The financing will be used to fulfill a previously signed cloud service contract with a leading AI enterprise and further expand CoreWeave's high-performance AI cloud service scale.

Structural Design: Non-recourse, Dual Interest Rate Tiers

This delayed-draw term loan financing adopts a non-recourse structure, using almost all assets of CoreWeave Compute Acquisition Co. VIII, LLC as collateral and is linked to relevant customer contracts.

The structure has an initial borrowing limit of about $7.5 billion, and once the underlying assets reach stable operation, the total borrowing limit can be increased to $8.5 billion.

In terms of interest rates, the facility offers two tiers: the floating rate tier is priced at SOFR plus 225 basis points, and the fixed rate tier is approximately 5.9%. The loan matures in March 2032.

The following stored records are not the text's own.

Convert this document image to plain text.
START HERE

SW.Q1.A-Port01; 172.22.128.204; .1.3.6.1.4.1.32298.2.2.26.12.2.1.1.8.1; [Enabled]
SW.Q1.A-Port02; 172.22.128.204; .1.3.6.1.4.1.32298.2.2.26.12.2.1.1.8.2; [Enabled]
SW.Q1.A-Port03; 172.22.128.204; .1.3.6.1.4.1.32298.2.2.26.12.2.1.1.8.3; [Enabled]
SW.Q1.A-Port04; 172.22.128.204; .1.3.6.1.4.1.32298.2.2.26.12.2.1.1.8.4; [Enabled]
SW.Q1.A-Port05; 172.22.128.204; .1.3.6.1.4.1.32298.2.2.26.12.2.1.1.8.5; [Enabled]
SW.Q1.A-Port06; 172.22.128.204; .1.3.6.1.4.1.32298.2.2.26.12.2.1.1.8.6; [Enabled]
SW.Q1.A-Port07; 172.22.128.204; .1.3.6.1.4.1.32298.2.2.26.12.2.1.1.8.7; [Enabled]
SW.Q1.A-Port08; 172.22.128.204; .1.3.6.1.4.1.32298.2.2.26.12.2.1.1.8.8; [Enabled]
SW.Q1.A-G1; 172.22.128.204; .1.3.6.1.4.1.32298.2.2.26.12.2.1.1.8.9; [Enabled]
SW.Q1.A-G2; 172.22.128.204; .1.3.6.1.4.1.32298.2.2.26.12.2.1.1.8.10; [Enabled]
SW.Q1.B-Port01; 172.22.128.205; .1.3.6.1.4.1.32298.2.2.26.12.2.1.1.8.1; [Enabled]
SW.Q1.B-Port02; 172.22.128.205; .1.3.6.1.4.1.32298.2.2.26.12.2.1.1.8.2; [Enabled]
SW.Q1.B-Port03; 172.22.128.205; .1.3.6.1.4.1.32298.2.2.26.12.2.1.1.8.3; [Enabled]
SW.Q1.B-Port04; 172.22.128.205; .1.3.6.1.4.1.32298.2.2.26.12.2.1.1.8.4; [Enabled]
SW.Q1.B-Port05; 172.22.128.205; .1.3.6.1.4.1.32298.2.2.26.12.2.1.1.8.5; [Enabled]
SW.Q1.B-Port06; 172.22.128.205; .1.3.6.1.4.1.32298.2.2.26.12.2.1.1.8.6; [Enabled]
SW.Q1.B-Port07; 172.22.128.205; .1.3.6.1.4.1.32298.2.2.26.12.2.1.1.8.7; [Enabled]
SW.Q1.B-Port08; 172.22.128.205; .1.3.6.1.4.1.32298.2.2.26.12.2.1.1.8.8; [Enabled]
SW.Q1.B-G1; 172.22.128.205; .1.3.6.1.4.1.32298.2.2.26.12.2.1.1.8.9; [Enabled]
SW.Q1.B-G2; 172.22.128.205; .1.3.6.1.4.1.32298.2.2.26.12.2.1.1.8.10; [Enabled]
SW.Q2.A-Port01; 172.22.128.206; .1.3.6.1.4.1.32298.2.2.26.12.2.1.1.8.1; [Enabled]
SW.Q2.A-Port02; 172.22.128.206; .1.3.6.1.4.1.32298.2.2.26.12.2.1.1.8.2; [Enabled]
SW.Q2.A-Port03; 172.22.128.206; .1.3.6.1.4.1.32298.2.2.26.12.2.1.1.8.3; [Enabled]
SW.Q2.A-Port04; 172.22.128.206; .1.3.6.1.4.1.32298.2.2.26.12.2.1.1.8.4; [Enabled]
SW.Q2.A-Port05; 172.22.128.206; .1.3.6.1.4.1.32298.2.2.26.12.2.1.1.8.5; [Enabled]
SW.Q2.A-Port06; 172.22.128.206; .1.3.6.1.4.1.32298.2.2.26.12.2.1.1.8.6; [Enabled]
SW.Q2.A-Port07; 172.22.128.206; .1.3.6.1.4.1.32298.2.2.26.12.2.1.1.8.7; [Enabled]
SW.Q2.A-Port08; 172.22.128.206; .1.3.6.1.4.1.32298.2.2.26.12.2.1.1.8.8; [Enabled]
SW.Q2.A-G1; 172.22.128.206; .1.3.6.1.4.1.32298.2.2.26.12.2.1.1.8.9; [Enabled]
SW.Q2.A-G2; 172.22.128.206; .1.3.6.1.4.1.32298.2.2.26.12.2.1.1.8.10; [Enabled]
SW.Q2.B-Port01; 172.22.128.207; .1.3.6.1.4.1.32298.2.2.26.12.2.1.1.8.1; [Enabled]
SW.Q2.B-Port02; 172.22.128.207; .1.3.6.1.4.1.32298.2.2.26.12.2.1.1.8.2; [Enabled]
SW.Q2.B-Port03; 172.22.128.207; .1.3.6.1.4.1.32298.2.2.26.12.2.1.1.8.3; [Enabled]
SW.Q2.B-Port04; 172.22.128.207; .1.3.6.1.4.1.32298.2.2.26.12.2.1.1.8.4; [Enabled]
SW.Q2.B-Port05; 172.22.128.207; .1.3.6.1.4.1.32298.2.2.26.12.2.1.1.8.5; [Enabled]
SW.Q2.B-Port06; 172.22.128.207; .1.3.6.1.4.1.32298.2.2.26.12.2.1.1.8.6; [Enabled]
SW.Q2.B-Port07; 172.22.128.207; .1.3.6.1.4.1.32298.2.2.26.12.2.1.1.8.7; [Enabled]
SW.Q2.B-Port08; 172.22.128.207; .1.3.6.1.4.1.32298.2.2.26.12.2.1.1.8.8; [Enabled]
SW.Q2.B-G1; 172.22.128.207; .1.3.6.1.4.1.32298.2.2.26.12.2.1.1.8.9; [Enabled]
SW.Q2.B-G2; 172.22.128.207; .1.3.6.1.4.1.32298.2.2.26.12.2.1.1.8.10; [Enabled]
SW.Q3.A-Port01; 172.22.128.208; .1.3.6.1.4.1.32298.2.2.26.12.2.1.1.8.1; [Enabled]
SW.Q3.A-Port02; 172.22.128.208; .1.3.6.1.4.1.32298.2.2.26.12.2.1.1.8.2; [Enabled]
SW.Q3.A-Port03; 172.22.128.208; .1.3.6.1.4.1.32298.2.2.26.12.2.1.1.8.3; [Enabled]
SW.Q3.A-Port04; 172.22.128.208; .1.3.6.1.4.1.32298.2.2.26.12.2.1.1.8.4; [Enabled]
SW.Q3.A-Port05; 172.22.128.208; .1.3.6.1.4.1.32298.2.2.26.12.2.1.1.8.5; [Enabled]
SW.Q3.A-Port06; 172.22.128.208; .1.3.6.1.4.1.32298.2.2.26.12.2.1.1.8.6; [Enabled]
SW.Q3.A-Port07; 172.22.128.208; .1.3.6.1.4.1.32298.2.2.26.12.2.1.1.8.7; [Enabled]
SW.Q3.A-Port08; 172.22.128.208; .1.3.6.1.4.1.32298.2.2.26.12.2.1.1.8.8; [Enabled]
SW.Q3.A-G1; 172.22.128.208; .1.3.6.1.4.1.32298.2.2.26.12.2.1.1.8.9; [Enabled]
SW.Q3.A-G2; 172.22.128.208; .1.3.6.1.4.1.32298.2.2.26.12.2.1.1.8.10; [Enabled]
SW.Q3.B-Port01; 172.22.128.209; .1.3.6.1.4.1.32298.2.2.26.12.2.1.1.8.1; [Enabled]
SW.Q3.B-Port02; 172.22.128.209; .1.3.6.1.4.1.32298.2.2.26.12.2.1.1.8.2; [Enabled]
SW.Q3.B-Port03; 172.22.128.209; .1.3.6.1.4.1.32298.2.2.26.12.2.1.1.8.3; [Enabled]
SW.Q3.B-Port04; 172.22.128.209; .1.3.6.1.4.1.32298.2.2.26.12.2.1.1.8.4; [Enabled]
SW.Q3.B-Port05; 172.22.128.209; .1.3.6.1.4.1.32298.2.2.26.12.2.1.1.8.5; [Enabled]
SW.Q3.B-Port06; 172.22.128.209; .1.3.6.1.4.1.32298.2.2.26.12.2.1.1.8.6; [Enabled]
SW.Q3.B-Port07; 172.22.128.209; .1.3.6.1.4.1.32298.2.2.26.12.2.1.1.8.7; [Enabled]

Compared to previous financing, this pricing improvement reflects CoreWeave's continually decreasing capital costs and overall credit enhancement.

Top institutions join forces, Blackstone Credit leads

This transaction was jointly structured and managed by Mitsubishi UFJ Financial Group (MUFG) and Morgan Stanley as joint bookrunners, with Goldman Sachs and JPMorgan acting as additional coordinators and main arrangers.

CoreWeave disclosed that the financing was substantially oversubscribed, with Blackstone Credit & Insurance leading the investment.

Participants also included global financial institutions, asset management firms, and insurance investors, signaling institutional capital's rapidly increasing recognition of the AI infrastructure asset class.

Nearly $28 billion in financing commitments over the past 12 months

This financing continues CoreWeave's recent series of large-scale capital operations. The company disclosed that, over the past 12 months, its equity and debt financing commitments have totaled about $28 billion.

By completing the world's first investment-grade GPU infrastructure financing, this not only provides ample capital to support growing customer demand but also sets a demonstration effect for pricing and rating systems of similar AI infrastructure assets, offering a new reference point for the industry's financing pathways as a whole.